NEW YORK – A new analysis has uncovered dozens of variants within a single gene that are associated with decreased blood oxygen levels during sleep.
People's blood oxygen levels typically fall as they sleep, and conditions like sleep apnea and lung diseases can lead those levels to fall even further, sometimes to a dangerous degree. Sleep apnea increases people's risk of other conditions like heart disease, dementia, and death. But people's blood oxygen levels are variable and are thought to have a genetic component.
"A person's average blood oxygen levels during sleep are hereditary, and relatively easy to measure," study author Susan Redline, senior physician in the Division of Sleep and Circadian Disorders at Brigham and Women's Hospital and professor at Harvard Medical School, said in a statement. "Studying the genetic basis of this trait can help explain why some people are more susceptible to sleep-disordered breathing and its related morbidities."
In a study appearing this week in the American Journal of Human Genetics, Redline and her colleagues analyzed whole-genome sequencing data from the National Heart, Lung, and Blood Institutes Trans-Omics for Precision Medicine (TOPMED) project.

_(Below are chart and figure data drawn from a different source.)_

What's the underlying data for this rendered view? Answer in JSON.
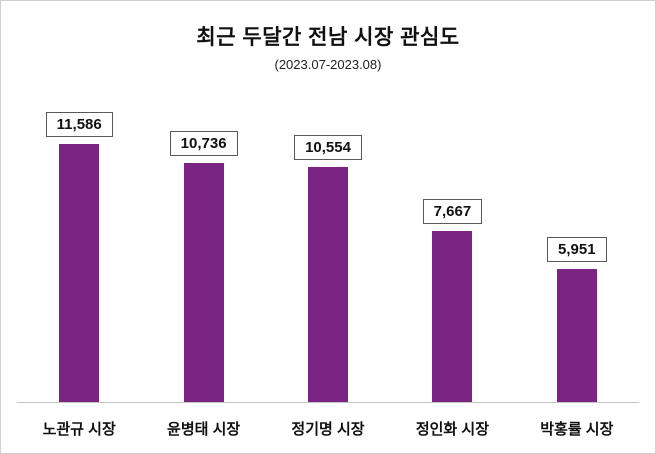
{
  "chart_data": {
    "type": "bar",
    "title": "최근 두달간 전남 시장 관심도",
    "subtitle": "(2023.07-2023.08)",
    "categories": [
      "노관규 시장",
      "윤병태 시장",
      "정기명 시장",
      "정인화 시장",
      "박홍률 시장"
    ],
    "values": [
      11586,
      10736,
      10554,
      7667,
      5951
    ],
    "value_labels": [
      "11,586",
      "10,736",
      "10,554",
      "7,667",
      "5,951"
    ],
    "xlabel": "",
    "ylabel": "",
    "ylim": [
      0,
      12000
    ],
    "grid": false,
    "legend": false,
    "bar_color": "#7a2483",
    "axis_line_color": "#c4c4c4",
    "label_box_border_color": "#595959"
  }
}
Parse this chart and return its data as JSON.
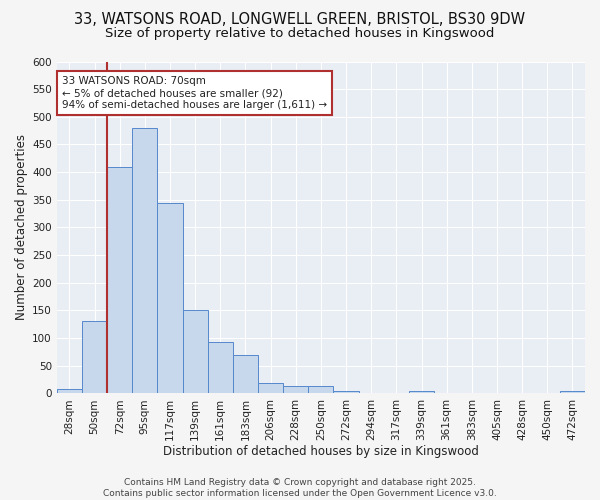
{
  "title_line1": "33, WATSONS ROAD, LONGWELL GREEN, BRISTOL, BS30 9DW",
  "title_line2": "Size of property relative to detached houses in Kingswood",
  "xlabel": "Distribution of detached houses by size in Kingswood",
  "ylabel": "Number of detached properties",
  "categories": [
    "28sqm",
    "50sqm",
    "72sqm",
    "95sqm",
    "117sqm",
    "139sqm",
    "161sqm",
    "183sqm",
    "206sqm",
    "228sqm",
    "250sqm",
    "272sqm",
    "294sqm",
    "317sqm",
    "339sqm",
    "361sqm",
    "383sqm",
    "405sqm",
    "428sqm",
    "450sqm",
    "472sqm"
  ],
  "values": [
    8,
    130,
    410,
    480,
    345,
    150,
    92,
    70,
    18,
    14,
    14,
    5,
    0,
    0,
    4,
    0,
    0,
    0,
    0,
    0,
    4
  ],
  "bar_color": "#c8d8ec",
  "bar_edge_color": "#5588cc",
  "vline_color": "#b03030",
  "annotation_text": "33 WATSONS ROAD: 70sqm\n← 5% of detached houses are smaller (92)\n94% of semi-detached houses are larger (1,611) →",
  "annotation_box_color": "#ffffff",
  "annotation_box_edge": "#b03030",
  "ylim": [
    0,
    600
  ],
  "yticks": [
    0,
    50,
    100,
    150,
    200,
    250,
    300,
    350,
    400,
    450,
    500,
    550,
    600
  ],
  "fig_background_color": "#f5f5f5",
  "plot_background_color": "#e8eef4",
  "grid_color": "#ffffff",
  "footer_text": "Contains HM Land Registry data © Crown copyright and database right 2025.\nContains public sector information licensed under the Open Government Licence v3.0.",
  "title_fontsize": 10.5,
  "subtitle_fontsize": 9.5,
  "axis_label_fontsize": 8.5,
  "tick_fontsize": 7.5,
  "annotation_fontsize": 7.5,
  "footer_fontsize": 6.5
}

By homing in on chromosomal region linked to blood oxygen levels in a previous linkage analysis, they uncovered 57 different variants in the DLC1 gene that affect blood oxygen levels during sleep.
That prior analysis of arterial oxyhemoglobin saturation during sleep — which can be measured using a pulse oximeter — in 617 individuals of European ancestry from 132 families from the Cleveland Family Study (CFS) uncovered a linkage peak on chromosome 8p23.
A further genotyping analysis of this cohort identified 18 families that potentially carry rare or low-frequency variants that affect these nighttime blood oxygen levels. Sequencing of 487 individuals from CFS uncovered 212,282 variants that had a minor allele frequency of less than 0.05 in this linkage region. After filtering for variants near protein-coding genes, gene burden tests, and more, the researchers zeroed in on five genes identified through functional coding variant analysis and eight identified through non-coding variant analysis for follow-up study.
They examined these regions in nearly 2,500 individuals from the TOPMed cohorts through two meta-analyses, one of individuals of European ancestry and one of individuals of African ancestry. Through this, they uncovered a significant association between variants within the DLC1 gene and arterial oxyhemoglobin saturation during sleep, and suggestive associations at CSMD1 and MYOM2.
DLC1, the researchers noted, is highly expressed in lung tissue and regulates GTPases and activates PLCD1. They replicated this link between DLC1 and arterial oxyhemoglobin saturation during sleep using genotyping data from an additional 5,042 individuals.
In all, the researchers identified 57 variants — six coding and 51 noncoding variants — within DLC1 that are associated with blood oxygen levels during sleep. They further estimated that all these variants in DLC1 account for about 1 percent of the variance in arterial oxyhemoglobin saturation levels during sleep.
Within a human lung fibroblast cell line, cells that produce scar tissue in the lungs, the researchers found that the 51 noncoding variants they found are enriched in regulatory features and influence variation in DLC1 expression. A further Mendelian randomization analysis indicated a causal relationship between DLC1 expression and blood oxygen levels during sleep.
According to James Kiley, director of the Division of Lung Diseases at NHLBI, this link between how these DLC1 variants affect fibroblasts and blood oxygen levels during sleep indicates there could be a shared molecular pathway that both influences whether someone might suffer low oxygen due to disordered breathing during sleep and other lung conditions like emphysema, as he noted in a statement.